She bent her head in silence; yet a more graceful comprehension of his motive she could not have given than her glance alone gave.

Ben Arsli stroked his great beard; more moved than his Moslem dignity would show.

“Always so!” he muttered, “always so! My son, in some life before this, was not generosity your ruin?”

“Milady was about to purchase the lamp?” asked Cecil, avoiding the question. “Her Highness will not find anything like it in all Algiers.”

The lamp was taken down, and the conversation turned from himself.

“May I bear it to your carriage, madame?” he asked, as she moved to leave, having made it her own, while her footman carried out the smaller articles she had bought to the equipage. She bowed in silence; she was very exclusive, she was not wholly satisfied with herself for having conversed thus with a Chasseur d'Afrique in a Moor's bazaar.
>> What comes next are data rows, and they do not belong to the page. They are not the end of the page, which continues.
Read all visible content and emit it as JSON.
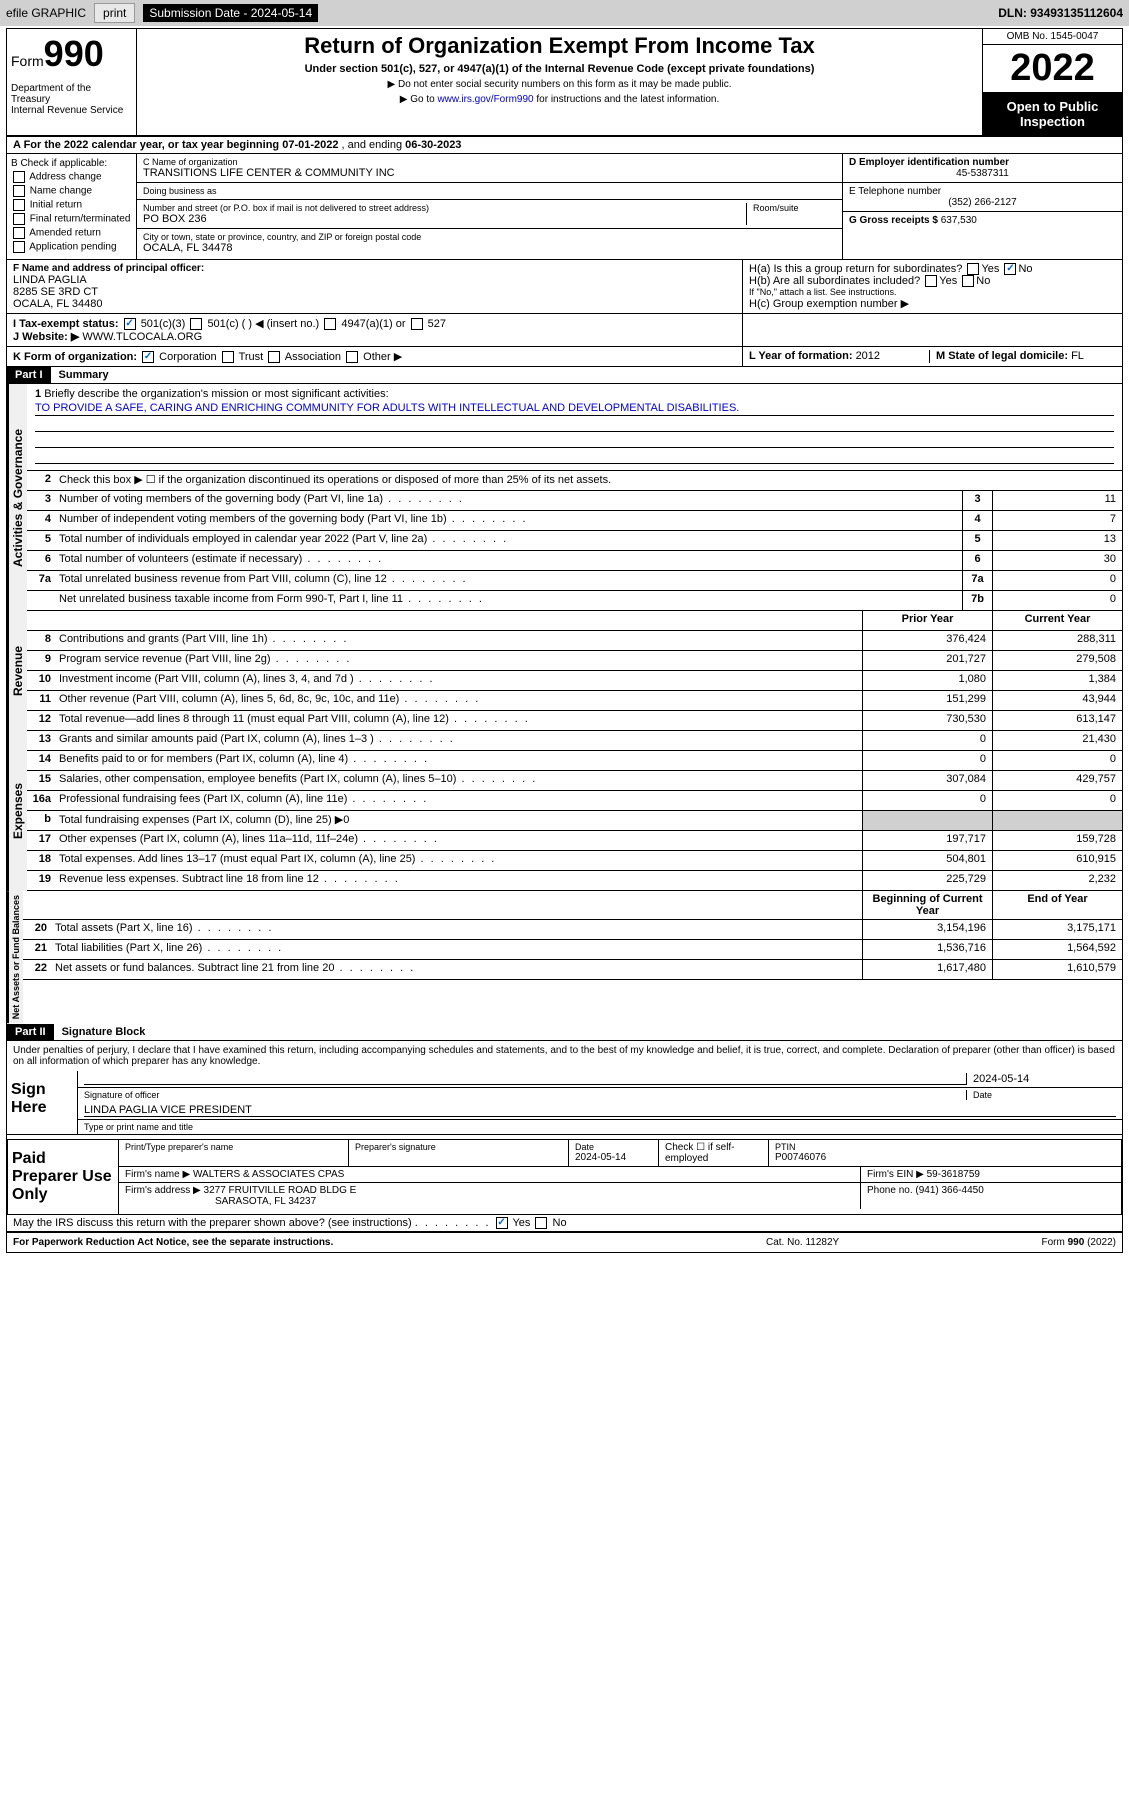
{
  "toolbar": {
    "efile": "efile GRAPHIC",
    "print": "print",
    "subdate_label": "Submission Date - ",
    "subdate": "2024-05-14",
    "dln_label": "DLN: ",
    "dln": "93493135112604"
  },
  "header": {
    "form_label": "Form",
    "form_num": "990",
    "dept": "Department of the Treasury\nInternal Revenue Service",
    "title": "Return of Organization Exempt From Income Tax",
    "subtitle": "Under section 501(c), 527, or 4947(a)(1) of the Internal Revenue Code (except private foundations)",
    "note1": "▶ Do not enter social security numbers on this form as it may be made public.",
    "note2_pre": "▶ Go to ",
    "note2_link": "www.irs.gov/Form990",
    "note2_post": " for instructions and the latest information.",
    "omb": "OMB No. 1545-0047",
    "year": "2022",
    "inspect": "Open to Public Inspection"
  },
  "row_a": {
    "text_pre": "A For the 2022 calendar year, or tax year beginning ",
    "begin": "07-01-2022",
    "mid": " , and ending ",
    "end": "06-30-2023"
  },
  "section_b": {
    "label": "B Check if applicable:",
    "items": [
      "Address change",
      "Name change",
      "Initial return",
      "Final return/terminated",
      "Amended return",
      "Application pending"
    ]
  },
  "section_c": {
    "name_label": "C Name of organization",
    "name": "TRANSITIONS LIFE CENTER & COMMUNITY INC",
    "dba_label": "Doing business as",
    "dba": "",
    "addr_label": "Number and street (or P.O. box if mail is not delivered to street address)",
    "room_label": "Room/suite",
    "addr": "PO BOX 236",
    "city_label": "City or town, state or province, country, and ZIP or foreign postal code",
    "city": "OCALA, FL  34478"
  },
  "section_d": {
    "label": "D Employer identification number",
    "val": "45-5387311"
  },
  "section_e": {
    "label": "E Telephone number",
    "val": "(352) 266-2127"
  },
  "section_g": {
    "label": "G Gross receipts $ ",
    "val": "637,530"
  },
  "section_f": {
    "label": "F Name and address of principal officer:",
    "name": "LINDA PAGLIA",
    "addr1": "8285 SE 3RD CT",
    "addr2": "OCALA, FL  34480"
  },
  "section_h": {
    "a": "H(a)  Is this a group return for subordinates?",
    "a_yes": "Yes",
    "a_no": "No",
    "b": "H(b)  Are all subordinates included?",
    "b_note": "If \"No,\" attach a list. See instructions.",
    "c": "H(c)  Group exemption number ▶"
  },
  "row_i": {
    "label": "I   Tax-exempt status:",
    "o1": "501(c)(3)",
    "o2": "501(c) (  ) ◀ (insert no.)",
    "o3": "4947(a)(1) or",
    "o4": "527"
  },
  "row_j": {
    "label": "J   Website: ▶ ",
    "val": "WWW.TLCOCALA.ORG"
  },
  "row_k": {
    "label": "K Form of organization:",
    "o1": "Corporation",
    "o2": "Trust",
    "o3": "Association",
    "o4": "Other ▶"
  },
  "row_l": {
    "label": "L Year of formation: ",
    "val": "2012"
  },
  "row_m": {
    "label": "M State of legal domicile: ",
    "val": "FL"
  },
  "part1": {
    "hdr": "Part I",
    "title": "Summary",
    "tab_ag": "Activities & Governance",
    "tab_rev": "Revenue",
    "tab_exp": "Expenses",
    "tab_na": "Net Assets or Fund Balances",
    "q1": "Briefly describe the organization's mission or most significant activities:",
    "mission": "TO PROVIDE A SAFE, CARING AND ENRICHING COMMUNITY FOR ADULTS WITH INTELLECTUAL AND DEVELOPMENTAL DISABILITIES.",
    "q2": "Check this box ▶ ☐  if the organization discontinued its operations or disposed of more than 25% of its net assets.",
    "lines_ag": [
      {
        "n": "3",
        "d": "Number of voting members of the governing body (Part VI, line 1a)",
        "box": "3",
        "v": "11"
      },
      {
        "n": "4",
        "d": "Number of independent voting members of the governing body (Part VI, line 1b)",
        "box": "4",
        "v": "7"
      },
      {
        "n": "5",
        "d": "Total number of individuals employed in calendar year 2022 (Part V, line 2a)",
        "box": "5",
        "v": "13"
      },
      {
        "n": "6",
        "d": "Total number of volunteers (estimate if necessary)",
        "box": "6",
        "v": "30"
      },
      {
        "n": "7a",
        "d": "Total unrelated business revenue from Part VIII, column (C), line 12",
        "box": "7a",
        "v": "0"
      },
      {
        "n": "",
        "d": "Net unrelated business taxable income from Form 990-T, Part I, line 11",
        "box": "7b",
        "v": "0"
      }
    ],
    "col_py": "Prior Year",
    "col_cy": "Current Year",
    "lines_rev": [
      {
        "n": "8",
        "d": "Contributions and grants (Part VIII, line 1h)",
        "py": "376,424",
        "cy": "288,311"
      },
      {
        "n": "9",
        "d": "Program service revenue (Part VIII, line 2g)",
        "py": "201,727",
        "cy": "279,508"
      },
      {
        "n": "10",
        "d": "Investment income (Part VIII, column (A), lines 3, 4, and 7d )",
        "py": "1,080",
        "cy": "1,384"
      },
      {
        "n": "11",
        "d": "Other revenue (Part VIII, column (A), lines 5, 6d, 8c, 9c, 10c, and 11e)",
        "py": "151,299",
        "cy": "43,944"
      },
      {
        "n": "12",
        "d": "Total revenue—add lines 8 through 11 (must equal Part VIII, column (A), line 12)",
        "py": "730,530",
        "cy": "613,147"
      }
    ],
    "lines_exp": [
      {
        "n": "13",
        "d": "Grants and similar amounts paid (Part IX, column (A), lines 1–3 )",
        "py": "0",
        "cy": "21,430"
      },
      {
        "n": "14",
        "d": "Benefits paid to or for members (Part IX, column (A), line 4)",
        "py": "0",
        "cy": "0"
      },
      {
        "n": "15",
        "d": "Salaries, other compensation, employee benefits (Part IX, column (A), lines 5–10)",
        "py": "307,084",
        "cy": "429,757"
      },
      {
        "n": "16a",
        "d": "Professional fundraising fees (Part IX, column (A), line 11e)",
        "py": "0",
        "cy": "0"
      },
      {
        "n": "b",
        "d": "Total fundraising expenses (Part IX, column (D), line 25) ▶0",
        "py": "",
        "cy": "",
        "shade": true
      },
      {
        "n": "17",
        "d": "Other expenses (Part IX, column (A), lines 11a–11d, 11f–24e)",
        "py": "197,717",
        "cy": "159,728"
      },
      {
        "n": "18",
        "d": "Total expenses. Add lines 13–17 (must equal Part IX, column (A), line 25)",
        "py": "504,801",
        "cy": "610,915"
      },
      {
        "n": "19",
        "d": "Revenue less expenses. Subtract line 18 from line 12",
        "py": "225,729",
        "cy": "2,232"
      }
    ],
    "col_boy": "Beginning of Current Year",
    "col_eoy": "End of Year",
    "lines_na": [
      {
        "n": "20",
        "d": "Total assets (Part X, line 16)",
        "py": "3,154,196",
        "cy": "3,175,171"
      },
      {
        "n": "21",
        "d": "Total liabilities (Part X, line 26)",
        "py": "1,536,716",
        "cy": "1,564,592"
      },
      {
        "n": "22",
        "d": "Net assets or fund balances. Subtract line 21 from line 20",
        "py": "1,617,480",
        "cy": "1,610,579"
      }
    ]
  },
  "part2": {
    "hdr": "Part II",
    "title": "Signature Block",
    "decl": "Under penalties of perjury, I declare that I have examined this return, including accompanying schedules and statements, and to the best of my knowledge and belief, it is true, correct, and complete. Declaration of preparer (other than officer) is based on all information of which preparer has any knowledge.",
    "sign_here": "Sign Here",
    "sig_officer": "Signature of officer",
    "sig_date": "2024-05-14",
    "date_label": "Date",
    "officer_name": "LINDA PAGLIA  VICE PRESIDENT",
    "type_name": "Type or print name and title",
    "paid_prep": "Paid Preparer Use Only",
    "prep_name_label": "Print/Type preparer's name",
    "prep_sig_label": "Preparer's signature",
    "prep_date": "2024-05-14",
    "prep_check": "Check ☐ if self-employed",
    "ptin_label": "PTIN",
    "ptin": "P00746076",
    "firm_name_label": "Firm's name    ▶ ",
    "firm_name": "WALTERS & ASSOCIATES CPAS",
    "firm_ein_label": "Firm's EIN ▶ ",
    "firm_ein": "59-3618759",
    "firm_addr_label": "Firm's address ▶ ",
    "firm_addr1": "3277 FRUITVILLE ROAD BLDG E",
    "firm_addr2": "SARASOTA, FL  34237",
    "phone_label": "Phone no. ",
    "phone": "(941) 366-4450",
    "discuss": "May the IRS discuss this return with the preparer shown above? (see instructions)",
    "yes": "Yes",
    "no": "No"
  },
  "footer": {
    "pra": "For Paperwork Reduction Act Notice, see the separate instructions.",
    "cat": "Cat. No. 11282Y",
    "form": "Form 990 (2022)"
  }
}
Still, she vaguely felt pity for this man; she equally vaguely desired to serve him.

“Wait, M. Victor!” she said, as he closed the door of her carriage. “I accepted your chessmen last night, but you are very certain that it is impossible I can retain them on such terms.”

A shadow darkened his face.

“Let your dogs break them then, madame. They shall not come back to me.”

“You mistake—I did not mean that I would send them back. I simply desire to offer you some equivalent for them. There must be something that you wish for?—something which would be acceptable to you in the life you lead?”